Monday, June 1, 2009

ByteCode Back to Java Source Code !!

I have always thought about the title of this blog entry, ever since I started learning Java. But, until recently, I had no idea about the same. I didn't knew that something magical existed that would perform this conversion. But now since I know a bit, I thought I better share it.

Java Decompiler
As you would have guessed by now, a Java Decompiler is a computer program capable of reversing the work done by a Compiler. In essence, it can convert back the Bytecode (the .class file) into the source code (the .java file).
There are many decompilers that exist today, but we will talk about the most widely used JD - Java Decompiler, which is available both as a stand-alone GUI program and as an Eclipse-plugin.

To install and use these tools are a breeze and would not take you more than a few minutes to get accustomed to it. Hence, I would not repeat the process that's already mentioned on their site.

One thing that we must note here is that the process of conversion might NOT result into 100% exact code, i.e. the generated Java file might not match the actual Java code character by character.

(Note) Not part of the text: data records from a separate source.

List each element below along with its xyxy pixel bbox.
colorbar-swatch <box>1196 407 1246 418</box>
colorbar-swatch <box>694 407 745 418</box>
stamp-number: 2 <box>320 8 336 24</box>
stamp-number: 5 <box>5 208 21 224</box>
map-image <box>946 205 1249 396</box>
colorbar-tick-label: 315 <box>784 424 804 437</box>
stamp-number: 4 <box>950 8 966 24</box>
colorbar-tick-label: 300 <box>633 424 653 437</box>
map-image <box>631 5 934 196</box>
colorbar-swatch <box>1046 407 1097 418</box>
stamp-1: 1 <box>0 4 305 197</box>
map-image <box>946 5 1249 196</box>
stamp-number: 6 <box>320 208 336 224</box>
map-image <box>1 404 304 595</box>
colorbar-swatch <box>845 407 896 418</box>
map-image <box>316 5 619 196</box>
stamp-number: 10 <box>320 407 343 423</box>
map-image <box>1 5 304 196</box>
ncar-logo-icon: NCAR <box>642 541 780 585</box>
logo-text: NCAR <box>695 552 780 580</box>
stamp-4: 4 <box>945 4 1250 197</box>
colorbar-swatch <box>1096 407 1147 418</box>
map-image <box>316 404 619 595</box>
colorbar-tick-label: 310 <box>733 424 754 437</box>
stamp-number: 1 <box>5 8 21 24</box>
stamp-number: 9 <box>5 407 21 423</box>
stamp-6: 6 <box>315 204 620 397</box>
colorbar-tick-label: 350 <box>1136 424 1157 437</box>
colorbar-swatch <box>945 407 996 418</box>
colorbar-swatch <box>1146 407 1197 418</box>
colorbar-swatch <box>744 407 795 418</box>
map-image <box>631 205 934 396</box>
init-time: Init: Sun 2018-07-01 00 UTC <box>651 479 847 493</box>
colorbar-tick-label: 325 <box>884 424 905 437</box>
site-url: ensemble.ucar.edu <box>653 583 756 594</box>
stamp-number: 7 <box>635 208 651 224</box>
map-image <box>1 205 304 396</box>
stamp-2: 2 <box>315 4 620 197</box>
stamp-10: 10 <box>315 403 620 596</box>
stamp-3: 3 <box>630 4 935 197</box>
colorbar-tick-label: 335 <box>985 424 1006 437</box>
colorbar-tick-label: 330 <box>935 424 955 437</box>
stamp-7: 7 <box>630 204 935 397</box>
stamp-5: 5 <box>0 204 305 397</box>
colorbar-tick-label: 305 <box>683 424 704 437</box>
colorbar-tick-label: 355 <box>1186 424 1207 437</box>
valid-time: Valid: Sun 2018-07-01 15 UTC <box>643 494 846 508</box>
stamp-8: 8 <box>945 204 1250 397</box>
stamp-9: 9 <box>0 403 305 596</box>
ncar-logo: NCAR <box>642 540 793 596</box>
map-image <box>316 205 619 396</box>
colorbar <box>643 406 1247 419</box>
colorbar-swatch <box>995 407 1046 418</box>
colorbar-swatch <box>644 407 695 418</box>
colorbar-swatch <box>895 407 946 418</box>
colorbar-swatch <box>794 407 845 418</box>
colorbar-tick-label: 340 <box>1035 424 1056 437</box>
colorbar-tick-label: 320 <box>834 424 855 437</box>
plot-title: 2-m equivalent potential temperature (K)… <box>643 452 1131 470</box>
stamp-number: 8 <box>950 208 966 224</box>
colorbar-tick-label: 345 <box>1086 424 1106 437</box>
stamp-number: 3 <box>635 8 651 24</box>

However, most of the code would be replicated but things like variable & function names or some other minor details may differ.

Lets have a look at the JD-GUI, stand-alone tool, written in C++;making it pretty fast to execute(decompile) and display the result. Also, it is independent of the the Java Runtime Environment and thus no setup is required to install it.

Lets test the tool now.

Example Java Code:
public class test{
public static void main(String[] args){
System.out.println("Hello world");
}
}


Compile it: javac test.java
so that we have ByteCode (test.class file) with us now.

Decompile it using any one of the following ways:
  1. Execute the following on the command line: jdi-gui.exe test.class
  2. Select 'Open File' from the menu, browse to get to the test.class file and open it
  3. Drag and Drop the test.class file into the JD-GUI tool
All of the above situations result in generating the following Java Code, have a look:

import java.io.PrintStream;

public class test
{
public static void main(String[] paramArrayOfString)
{
System.out.println("Hello world");
}
}

Well just by seeing JD perform really well on this simple example, we cannot decide how efficient is this tool. But, still it is a tool that every Java Developer must be aware of. Because, in case you have accidently deleted your Java files and are left with only the .class files, this is the tool that can save your neck. :-)

4 comments:

Red said...

Could not convert socket to TLS;

What's the cause of this error? I'm using NETBEANS 6.5, GLASSFISH V3 and JAVA MAIL API.

Any ideas?

Thanks for your help.

Sushant Jawanjal said...

I have also found out some good java examples at www.sourcecode3s.com like the one provided here. :)

Santhosh K S said...

It's very good. Till now i did't know about this.

Santhosh K S said...

It's very good. I didn't know about this till now.